Saturday, April 19, 2008

losing weight 3 weeks in a row!!!

Dare I say I think I am getting my mojo back? Certain people I live with may think I am jinxing myself. I have to be optimistic though because losing weight is a huge challenge! So I am celebrating. When I got on the scale I thought for sure it would be another .6 or .4 loss so when the person that was weighing me said," down 1.2 "-to say I was ecstatic is putting it mildly. An added bonus was I impressed my husband & he's not an easy person to impress. I've noticed people who grow up with more than 2 other siblings tend to be like that and my husband has seven.
The topic of today's meeting was exercise. My poor WW leader, she is so great- very inspiring but people just weren't responding like usual this morning. Maybe because it was 7AM on a Saturday morning. We had a few laughs though. She is very funny.

On a sad note a woman talked about her week & said her husband had just had a heart attack & is in the hospital. I have to bring this up because he really is lucky to be alive. Maybe by sharing this story someone reading this may realize they should get to the DR too. The man had been sweating & feeling like his heart was coming out of his chest. He laid down for a while & started feeling better. A few hours later the same thing happened again. Then he went to work. His boss told him to go home & called his wife telling her she better take him to the hospital. The wife said if he didn't get in the car she would be calling an ambulance. Please say a prayer for him and his family. This story makes me think about how difficult it can be to take care of ourselves-like exercising.
looking at the fallen petals of the Star Magnolia tree lying on the ground made me think of the weight I envision falling off of me. I think I have to love all of me- like I love these petals- before I can let go of the weight. Then I feel it may just fall away.

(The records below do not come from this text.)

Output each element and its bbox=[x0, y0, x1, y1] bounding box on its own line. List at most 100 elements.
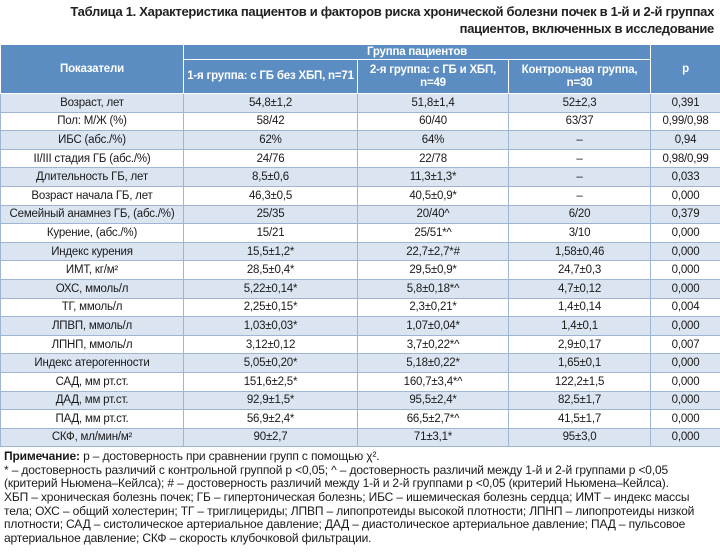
note-line: Примечание: р – достоверность при сравне… bbox=[4, 449, 716, 464]
cell: 0,004 bbox=[650, 297, 720, 318]
cell: 122,2±1,5 bbox=[507, 371, 652, 392]
cell: 90±2,7 bbox=[183, 427, 358, 448]
header-cell: 1-я группа: с ГБ без ХБП, n=71 bbox=[183, 59, 358, 94]
cell: 0,000 bbox=[650, 427, 720, 448]
cell: 0,000 bbox=[650, 185, 720, 206]
row-label: Пол: М/Ж (%) bbox=[0, 111, 184, 132]
cell: 1,4±0,14 bbox=[507, 297, 652, 318]
table-row: Семейный анамнез ГБ, (абс./%) 25/35 20/40^… bbox=[0, 204, 720, 225]
note: Примечание: р – достоверность при сравне… bbox=[0, 447, 720, 545]
cell: 95±3,0 bbox=[507, 427, 652, 448]
cell: 151,6±2,5* bbox=[183, 371, 358, 392]
cell: 20/40^ bbox=[357, 204, 509, 225]
table-row: Возраст начала ГБ, лет 46,3±0,5 40,5±0,9* –… bbox=[0, 185, 720, 206]
cell: 29,5±0,9* bbox=[357, 260, 509, 280]
table-row: ИМТ, кг/м² 28,5±0,4* 29,5±0,9* 24,7±0,3 0,00… bbox=[0, 260, 720, 280]
row-label: Возраст начала ГБ, лет bbox=[0, 185, 184, 206]
row-label: Индекс курения bbox=[0, 241, 184, 262]
note-text: р – достоверность при сравнении групп с … bbox=[83, 449, 380, 464]
header-cell: Показатели bbox=[0, 44, 184, 94]
row-label: ПАД, мм рт.ст. bbox=[0, 409, 184, 429]
cell: 15/21 bbox=[183, 223, 358, 243]
cell: 3,7±0,22*^ bbox=[357, 334, 509, 355]
cell: 0,000 bbox=[650, 390, 720, 411]
cell: 0,000 bbox=[650, 409, 720, 429]
row-label: ДАД, мм рт.ст. bbox=[0, 390, 184, 411]
cell: 95,5±2,4* bbox=[357, 390, 509, 411]
cell: 11,3±1,3* bbox=[357, 167, 509, 187]
cell: 6/20 bbox=[507, 204, 652, 225]
cell: – bbox=[507, 130, 652, 150]
cell: 66,5±2,7*^ bbox=[357, 409, 509, 429]
row-label: II/III стадия ГБ (абс./%) bbox=[0, 148, 184, 169]
cell: 8,5±0,6 bbox=[183, 167, 358, 187]
note-line: ХБП – хроническая болезнь почек; ГБ – ги… bbox=[4, 490, 695, 545]
cell: 3/10 bbox=[507, 223, 652, 243]
table-row: II/III стадия ГБ (абс./%) 24/76 22/78–0,98… bbox=[0, 148, 720, 169]
row-label: Семейный анамнез ГБ, (абс./%) bbox=[0, 204, 184, 225]
table-row: Курение, (абс./%) 15/21 25/51*^ 3/10 0,000 bbox=[0, 223, 720, 243]
data-table: Показатели Группа пациентов p 1-я группа… bbox=[0, 44, 720, 448]
cell: 71±3,1* bbox=[357, 427, 509, 448]
row-label: ЛПВП, ммоль/л bbox=[0, 316, 184, 336]
table-row: СКФ, мл/мин/м² 90±2,7 71±3,1* 95±3,0 0,000 bbox=[0, 427, 720, 448]
cell: 0,000 bbox=[650, 278, 720, 299]
cell: 0,000 bbox=[650, 316, 720, 336]
cell: – bbox=[507, 185, 652, 206]
table-row: Длительность ГБ, лет 8,5±0,6 11,3±1,3* –0,0… bbox=[0, 167, 720, 187]
cell: 54,8±1,2 bbox=[183, 93, 358, 113]
cell: 46,3±0,5 bbox=[183, 185, 358, 206]
cell: 56,9±2,4* bbox=[183, 409, 358, 429]
row-label: СКФ, мл/мин/м² bbox=[0, 427, 184, 448]
cell: 51,8±1,4 bbox=[357, 93, 509, 113]
row-label: Индекс атерогенности bbox=[0, 353, 184, 373]
cell: 160,7±3,4*^ bbox=[357, 371, 509, 392]
cell: 92,9±1,5* bbox=[183, 390, 358, 411]
cell: 0,99/0,98 bbox=[650, 111, 720, 132]
row-label: ТГ, ммоль/л bbox=[0, 297, 184, 318]
row-label: ОХС, ммоль/л bbox=[0, 278, 184, 299]
cell: 28,5±0,4* bbox=[183, 260, 358, 280]
cell: 52±2,3 bbox=[507, 93, 652, 113]
cell: 63/37 bbox=[507, 111, 652, 132]
cell: 22/78 bbox=[357, 148, 509, 169]
table-body: Возраст, лет 54,8±1,2 51,8±1,4 52±2,3 0,391 П… bbox=[0, 93, 720, 448]
cell: – bbox=[507, 167, 652, 187]
cell: 3,12±0,12 bbox=[183, 334, 358, 355]
cell: 1,07±0,04* bbox=[357, 316, 509, 336]
table-row: ЛПНП, ммоль/л 3,12±0,12 3,7±0,22*^ 2,9±0,17… bbox=[0, 334, 720, 355]
cell: 0,007 bbox=[650, 334, 720, 355]
cell: 1,65±0,1 bbox=[507, 353, 652, 373]
cell: 0,033 bbox=[650, 167, 720, 187]
cell: 2,25±0,15* bbox=[183, 297, 358, 318]
cell: 58/42 bbox=[183, 111, 358, 132]
cell: 25/35 bbox=[183, 204, 358, 225]
cell: 5,8±0,18*^ bbox=[357, 278, 509, 299]
table-row: ТГ, ммоль/л 2,25±0,15* 2,3±0,21* 1,4±0,14 0,… bbox=[0, 297, 720, 318]
cell: 82,5±1,7 bbox=[507, 390, 652, 411]
table-row: ДАД, мм рт.ст. 92,9±1,5* 95,5±2,4* 82,5±1,7… bbox=[0, 390, 720, 411]
table-row: Индекс курения 15,5±1,2* 22,7±2,7*# 1,58±0,… bbox=[0, 241, 720, 262]
cell: 41,5±1,7 bbox=[507, 409, 652, 429]
table-row: ПАД, мм рт.ст. 56,9±2,4* 66,5±2,7*^ 41,5±1,… bbox=[0, 409, 720, 429]
cell: 25/51*^ bbox=[357, 223, 509, 243]
cell: 22,7±2,7*# bbox=[357, 241, 509, 262]
row-label: ИМТ, кг/м² bbox=[0, 260, 184, 280]
table-title: Таблица 1. Характеристика пациентов и фа… bbox=[70, 4, 714, 36]
cell: 0,379 bbox=[650, 204, 720, 225]
cell: 5,18±0,22* bbox=[357, 353, 509, 373]
table-row: Индекс атерогенности 5,05±0,20* 5,18±0,22*… bbox=[0, 353, 720, 373]
cell: 0,000 bbox=[650, 371, 720, 392]
table-row: ЛПВП, ммоль/л 1,03±0,03* 1,07±0,04* 1,4±0,1… bbox=[0, 316, 720, 336]
cell: 64% bbox=[357, 130, 509, 150]
cell: 24,7±0,3 bbox=[507, 260, 652, 280]
cell: 2,3±0,21* bbox=[357, 297, 509, 318]
cell: 0,000 bbox=[650, 353, 720, 373]
cell: 1,4±0,1 bbox=[507, 316, 652, 336]
cell: 1,03±0,03* bbox=[183, 316, 358, 336]
cell: 0,000 bbox=[650, 223, 720, 243]
header-cell: 2-я группа: с ГБ и ХБП, n=49 bbox=[357, 59, 509, 94]
cell: 0,391 bbox=[650, 93, 720, 113]
table-row: ИБС (абс./%) 62% 64% –0,94 bbox=[0, 130, 720, 150]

I like exercise so it's not hard for me to do it but I know that is not the case for most people. My leader said we should never say we hate exercising even if we do because then we are programing ourselves to fail. If we talk about loving food so much & hating exercise she asked us what we thought our fate might be? I love both so maybe I'll just be happy.

"You have to make sure that you're doing more things in life that make you happy-because when you're happy you are less likely to overeat."-Eileen, my weight watchers leader





Monday, March 31, 2008

Sunny blue sky Sunday

What is it with boys & their climbing trees?

I love this trail because there are so many different parts to it that are interesting to look at.

Boys seem to like carrying sticks too.


I like moss in general but I especially love the way God put this moss in with these pretty white rocks. I recreated this nature scene in my garden at home.
These roots cutting across this path seem like steps made by mother nature to accommodate us humanoids.
A row of trees along this ridge serve as a canopy au naturale.

Every time I get to this part I feel like this is where the fairies live. These small trees are low & twisted to the ground. They are on either side of the trail almost like a fence type barrier- where the elves live too...

Peaceful, isn't it?

Part of the old farm.


The best remedy for those who are afraid, lonely or unhappy is to go outside, somewhere where they can be quiet, alone with the heavens, nature and God. Because only then does one feel that all is as it should be and that God wishes to see people happy, amidst the simple beauty of nature.-Anne Frank









Saturday, March 29, 2008

Like George W. would say, go to the Google...

Google is doing a wonderful thing today-go check out "the google" now or you may miss out on being a part of it!
When I come across some
one taking a positive action I find it both hopeful and inspiring. Perhaps you will too-go check it out http://www.google.com/ -now!

If you missed this on Saturday, google earth hour & you will find out what happened.